Because no one in the U.S. government apparently reads (or understands) history, I don’t think Butler would be all that surprised to read today’s Associated Press story datelined from Canberra, Australia:
“The growing number of U.S. Marines in northern Australia is enhancing the security of the nation’s burgeoning gas industry, which extends across the remote and sparsely populated northern coast, a senior American general said on Wednesday.

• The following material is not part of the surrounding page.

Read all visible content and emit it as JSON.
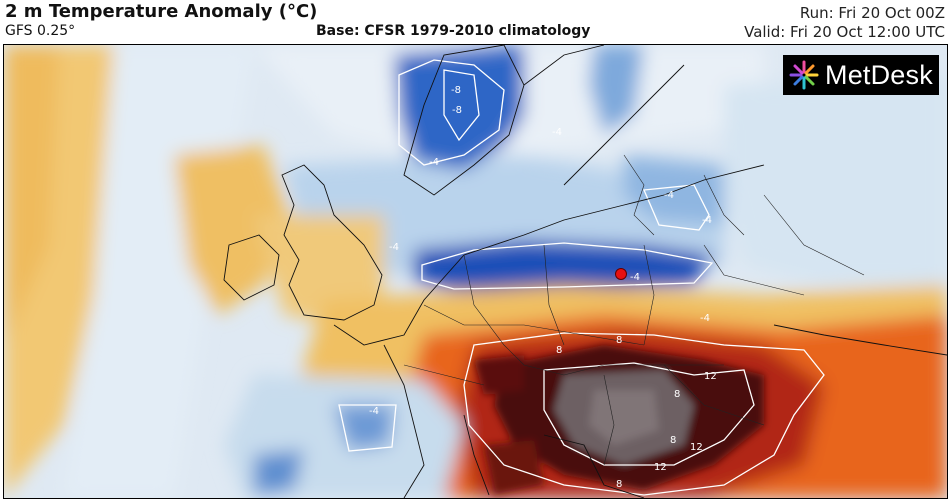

“Maj. Gen. Richard L. Simcock, Hawaii-based deputy commander of U.S. Marine Corps in the Pacific, was commenting after an executive of U.S. energy giant Chevron Corp. told a conference of concerns that gas rigs off the Australian northwest coast and tankers shipping liquid natural gas through Southeast Asian waters could be vulnerable to attack.”
Of course, the world has changed since Butler’s fiery 1933 speech. We now have private military contractors like Triple Canopy that are staffed with well-paid ex-soldiers and provide “high threat protection” so we can hold the Marines back for matters of a more national importance like times when foreign powers invade the United States.
Then again, if I was Chevron, why would I want to pay some contractor to protect me when I could convince Washington to do it for free? That’s just good business sense.